Geoffrey Hinton is continuing to make comparisons between freely-available AI models and nuclear bombs.
Geoffrey Hinton, who won the Nobel Prize in 2024 and is known as the Godfather of Deep Learning, has said that releasing foundational model weights is akin to making nuclear material freely available. Hinton had previously said earlier said that open-sourcing big models was like selling nuclear weapons at Radioshack.
“If you ask, why doesn’t Alabama have a (nuclear) bomb? It’s because you need fissile material, and it’s hard to get fissile material. It takes a lot of time and energy to produce the fissile material. Once you have the fissile material, it’s much easier to make a bomb,” he said in an interview.
“And so the government clearly doesn’t want fissile material to be out there. You can’t go on eBay and buy some fissile material. That’s why we don’t have lots of little atomic bombs belonging to tiny states. So if you ask, what’s the equivalent for these big chatbots, the equivalent is a foundation model that’s been trained, maybe using a hundred million dollars, maybe a billion dollars. It’s been trained on lots of data. It’s got a huge amount of competence,” he continued.
“If you release the weights of that model, you can now fine tune it to all sorts of bad things. So I think it’s crazy to release the weights of these big models, because they are our main constraint on bad actors. And Meta’s now done it, and other people have followed suit. So it’s too late now — the cat’s out of the bag, but it was a crazy move,” he said.
Hinton has previously talked about how dangerous it was to open-source model weights, saying that doing so was like selling nuclear weapons at electronics parts store Radioshack. He’s also recently said that AI has begun behaving in deceptive behaviours, and has learnt to lie to human users. Hinton seems to believe that open-sourcing these weights will allow anyone to finetune a model that could be used for nefarious purposes — the foundational model cost $100 million or train, but to make it available for anyone to modify could pose grave dangers from adversarial actors.

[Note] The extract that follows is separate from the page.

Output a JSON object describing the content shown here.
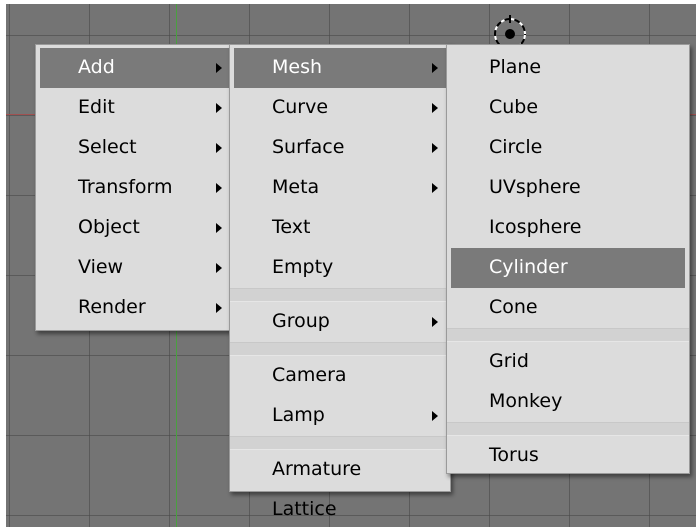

Hinton is one of the leading figures in AI, but not everyone shares his concerns. Yann Lecun, who is the Chief AI Scientist at Meta, has said that the dangers of AI have been “incredibly inflated” to the point of being distorted, and added that AI will itself have no desire to dominate humans. There are two different schools of thoughts emerging on the AI safety issue, but with powerful models already being open-source for nearly a year now, and no real negative fallouts from this having been reported, humanity can be cautiously optimistic that powerful AI models might not end up being as dangerous as many believe.